Ultimately it appears to be software with more fans than productive users.
I love the idea of arcan, I like how as a counter point to waylands "X went to hard, the display server should be a dynamically linked shared object" there is one solitary guy doing his own thing saying "X did not go hard enough we need an even more seamless, recursive solution to move our display between different devices" and doing amazing work on this problem.
But just like plan9 I have a hard time actually doing anything with it. Achingly beautiful software, but just a little to different and obscure. And I say that as an OpenBSD daily driver, where apparently I thrive on the pain that comes from using an obscure system.
But I am currently back on the plan9 kick, seeing if I can get it to stick this time. I may give arcan another try as well.

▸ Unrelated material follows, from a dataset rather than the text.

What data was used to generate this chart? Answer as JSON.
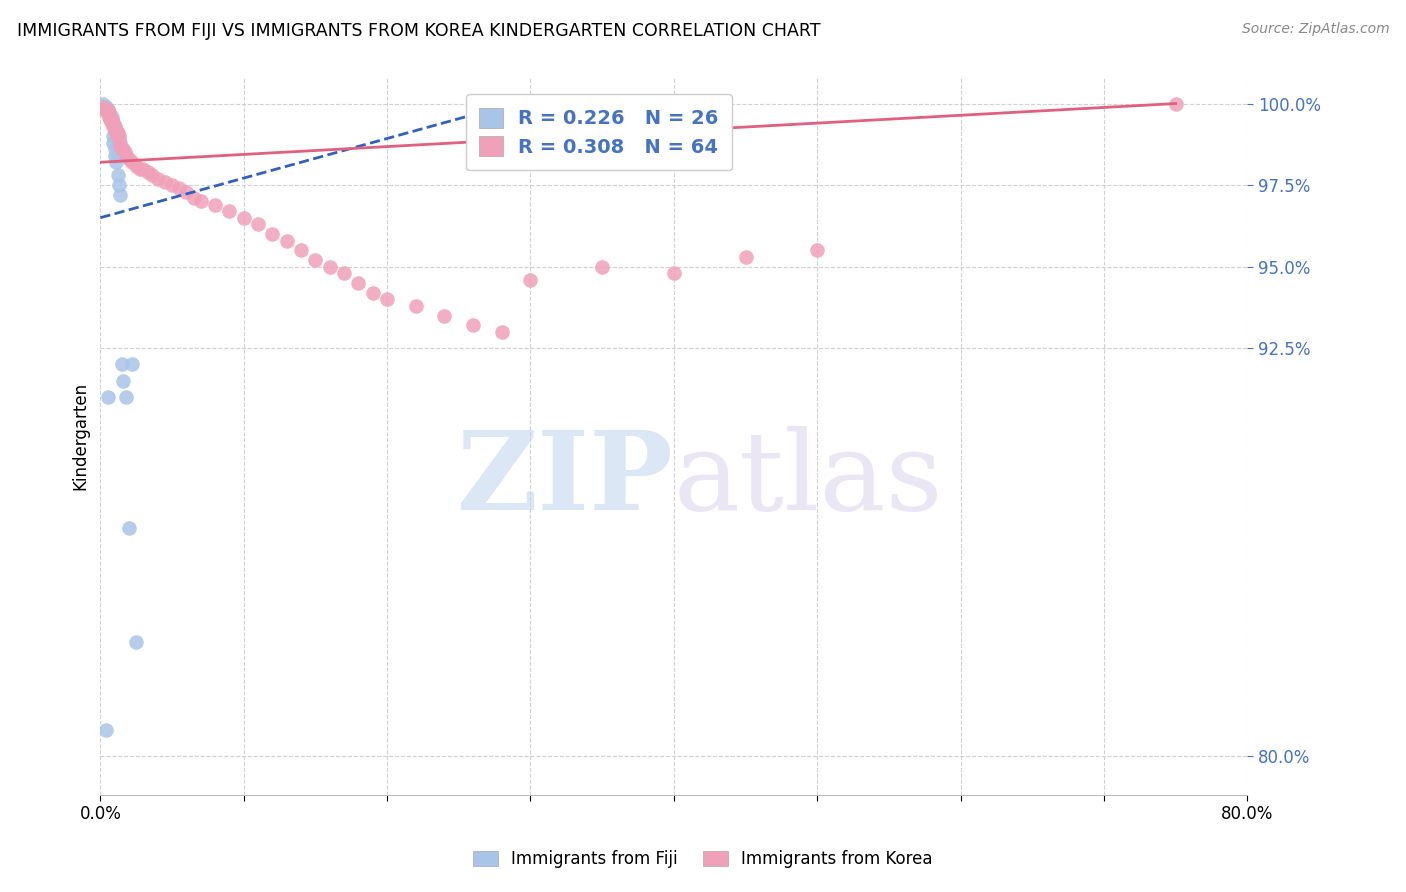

For me Plan 9 isn't about daily driving or how useful it currently is, rather, It's for exploring a new way to build software. There are lots of pieces missing but that's the fun part, you get to build them!
As for daily driving, 9front has vmx(8) so you can run virtual machines on supported Intel hardware. I know a dev who runs Linux (I think OpenBSD too) in vmx using VNC to run a browser. 9front Drawterm also has a few tricks to work in reverse where the Linux resources are exported to the Plan 9 workstation.
Edit, I should also mention that Arcan is close to how I would envision building a web OS using Inferno: don't start with a browser, start with a highly portable OS who's user space lives in a VM.